The candidate wishes to pursue an academic and research career in cardiac electrophysiology, with a primary focus on the pathophysiology of atrial arrhythmias in animal models. He has dedicated one of the last two years of his fellowship (in clinical cardiac electrophysiology) to the animal lab, and has already done considerable work in understanding the electrophysiology of the pulmonary veins and their role in the genesis of atrial fibrillation (AF). A better understanding of the underlying mechanisms of AF is crucial to the development of effective preventive and therapeutic strategies for this arrhythmia. Recent observations suggest that in a large number of patients, AF may be originating from focal """"""""triggers"""""""" in the pulmonary veins. The electrophysiologic properties of these focal sources are poorly defined, however. With the aid of high-resolution optical mapping, the candidate has recently described heterogeneous conduction and repolarization within the pulmonary veins, and has demonstrated micro re-entry in this region. This project aims to further characterize the electrophysiologic properties of canine pulmonary veins, in response to acute or chronic atrial stretch. It is expected that this mentored award will allow the candidate to develop the analytical as well as the technical and methodological skills he requires to develop into an independent physician-scientist. The candidate's mentors have a long track record of pathbreaking investigation in basic and clinical arrhythmia research; in addition, the animal research facilities at the Krannert Institute are amongst the finest in the world.
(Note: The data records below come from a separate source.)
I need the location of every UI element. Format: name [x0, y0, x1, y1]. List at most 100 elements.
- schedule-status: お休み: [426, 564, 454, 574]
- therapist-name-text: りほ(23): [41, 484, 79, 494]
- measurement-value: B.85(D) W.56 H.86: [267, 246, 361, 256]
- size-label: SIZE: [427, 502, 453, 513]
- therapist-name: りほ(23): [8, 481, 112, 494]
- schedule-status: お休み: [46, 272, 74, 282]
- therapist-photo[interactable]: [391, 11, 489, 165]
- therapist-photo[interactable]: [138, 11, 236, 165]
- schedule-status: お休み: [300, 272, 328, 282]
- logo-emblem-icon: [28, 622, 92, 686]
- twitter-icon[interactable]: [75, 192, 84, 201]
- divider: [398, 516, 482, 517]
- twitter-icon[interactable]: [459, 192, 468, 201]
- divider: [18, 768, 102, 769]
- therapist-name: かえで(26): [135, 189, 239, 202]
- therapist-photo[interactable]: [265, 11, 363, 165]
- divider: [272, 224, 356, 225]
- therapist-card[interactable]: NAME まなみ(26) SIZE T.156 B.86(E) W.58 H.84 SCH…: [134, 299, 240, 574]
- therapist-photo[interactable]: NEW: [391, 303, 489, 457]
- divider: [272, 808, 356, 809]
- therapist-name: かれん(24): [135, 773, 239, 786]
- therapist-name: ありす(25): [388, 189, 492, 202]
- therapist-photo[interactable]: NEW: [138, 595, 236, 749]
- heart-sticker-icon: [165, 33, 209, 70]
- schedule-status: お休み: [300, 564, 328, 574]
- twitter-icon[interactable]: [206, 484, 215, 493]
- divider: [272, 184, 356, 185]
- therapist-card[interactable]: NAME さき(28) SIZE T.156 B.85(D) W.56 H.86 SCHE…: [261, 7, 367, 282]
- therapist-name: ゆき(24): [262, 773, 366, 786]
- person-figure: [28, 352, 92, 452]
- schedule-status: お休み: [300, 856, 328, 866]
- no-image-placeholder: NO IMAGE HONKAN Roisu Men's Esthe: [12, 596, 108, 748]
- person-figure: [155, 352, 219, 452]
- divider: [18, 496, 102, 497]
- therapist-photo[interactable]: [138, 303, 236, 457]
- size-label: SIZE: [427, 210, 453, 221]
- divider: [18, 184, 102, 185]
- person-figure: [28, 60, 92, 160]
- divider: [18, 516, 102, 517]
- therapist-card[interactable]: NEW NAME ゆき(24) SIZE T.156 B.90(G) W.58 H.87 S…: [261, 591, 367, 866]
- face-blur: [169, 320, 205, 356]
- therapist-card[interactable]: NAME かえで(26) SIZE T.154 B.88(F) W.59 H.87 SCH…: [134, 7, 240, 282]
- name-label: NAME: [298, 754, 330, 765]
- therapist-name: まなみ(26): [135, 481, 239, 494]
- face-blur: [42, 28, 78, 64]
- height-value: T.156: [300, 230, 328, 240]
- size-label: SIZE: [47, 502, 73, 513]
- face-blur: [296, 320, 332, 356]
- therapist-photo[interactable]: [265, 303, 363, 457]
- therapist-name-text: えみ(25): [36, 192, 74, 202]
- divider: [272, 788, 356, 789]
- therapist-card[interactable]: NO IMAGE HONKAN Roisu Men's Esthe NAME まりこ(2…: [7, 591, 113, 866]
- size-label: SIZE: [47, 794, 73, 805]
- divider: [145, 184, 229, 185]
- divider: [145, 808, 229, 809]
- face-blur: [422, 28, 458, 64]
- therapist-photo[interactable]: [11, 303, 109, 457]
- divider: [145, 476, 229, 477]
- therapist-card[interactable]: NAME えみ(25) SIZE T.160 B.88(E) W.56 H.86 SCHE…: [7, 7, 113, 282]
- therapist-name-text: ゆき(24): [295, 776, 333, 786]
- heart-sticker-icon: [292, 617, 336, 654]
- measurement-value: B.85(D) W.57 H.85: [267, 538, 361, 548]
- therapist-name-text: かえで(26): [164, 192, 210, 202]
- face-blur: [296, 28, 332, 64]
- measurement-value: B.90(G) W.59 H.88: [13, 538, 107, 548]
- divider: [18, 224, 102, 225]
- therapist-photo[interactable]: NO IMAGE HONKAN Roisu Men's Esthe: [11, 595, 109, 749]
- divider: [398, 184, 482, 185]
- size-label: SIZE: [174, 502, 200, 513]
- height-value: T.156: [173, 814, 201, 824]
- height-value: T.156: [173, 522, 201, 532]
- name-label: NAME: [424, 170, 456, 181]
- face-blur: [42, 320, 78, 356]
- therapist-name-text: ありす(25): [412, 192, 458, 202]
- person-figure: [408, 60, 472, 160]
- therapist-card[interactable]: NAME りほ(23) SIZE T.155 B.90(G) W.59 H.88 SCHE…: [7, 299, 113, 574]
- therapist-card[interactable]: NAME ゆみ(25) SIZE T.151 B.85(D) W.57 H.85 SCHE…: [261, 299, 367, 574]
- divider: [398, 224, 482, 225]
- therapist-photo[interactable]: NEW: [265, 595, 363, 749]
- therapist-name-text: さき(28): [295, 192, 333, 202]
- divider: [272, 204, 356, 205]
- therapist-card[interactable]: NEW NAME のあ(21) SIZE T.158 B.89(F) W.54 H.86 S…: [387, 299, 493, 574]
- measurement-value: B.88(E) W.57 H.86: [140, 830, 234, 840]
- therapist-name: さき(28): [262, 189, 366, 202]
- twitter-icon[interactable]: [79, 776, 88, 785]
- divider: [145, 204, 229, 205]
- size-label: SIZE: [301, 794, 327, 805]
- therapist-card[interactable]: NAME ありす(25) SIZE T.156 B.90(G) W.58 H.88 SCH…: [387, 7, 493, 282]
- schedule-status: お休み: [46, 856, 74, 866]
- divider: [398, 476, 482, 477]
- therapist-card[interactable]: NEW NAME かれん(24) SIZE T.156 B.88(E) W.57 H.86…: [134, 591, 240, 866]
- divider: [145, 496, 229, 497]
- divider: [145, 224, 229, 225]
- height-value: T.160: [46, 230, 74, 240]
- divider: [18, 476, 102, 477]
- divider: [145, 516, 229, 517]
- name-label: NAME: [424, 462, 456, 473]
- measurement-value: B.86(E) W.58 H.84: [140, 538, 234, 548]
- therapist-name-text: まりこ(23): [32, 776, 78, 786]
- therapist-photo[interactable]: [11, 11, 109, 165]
Specific Aim 1 will attempt to study the effects of acute balloon stretch/dilatation on the electrophysiology of normal, canine pulmonary veins. Both high-density endocardial catheter mapping (in the intact dog) and high-resolution optical mapping (in a Langendorff preparation) will be utilized to study the pulmonary veins.
In Specific Aim 2, we will examine electrophysiologic characteristics of the pulmonary vein in the setting of chronic atrial dilatation. A canine model of chronic mitral regurgitation will be used for this purpose. Optical mapping will be performed in a Landendorff preparation to determine the electrophysiology in the intact vein. Histologic and gap junction studies will be also performed as part of this aim. In addition, we will study the electrophysiology of isolated pulmonary vein cardiomyocytes.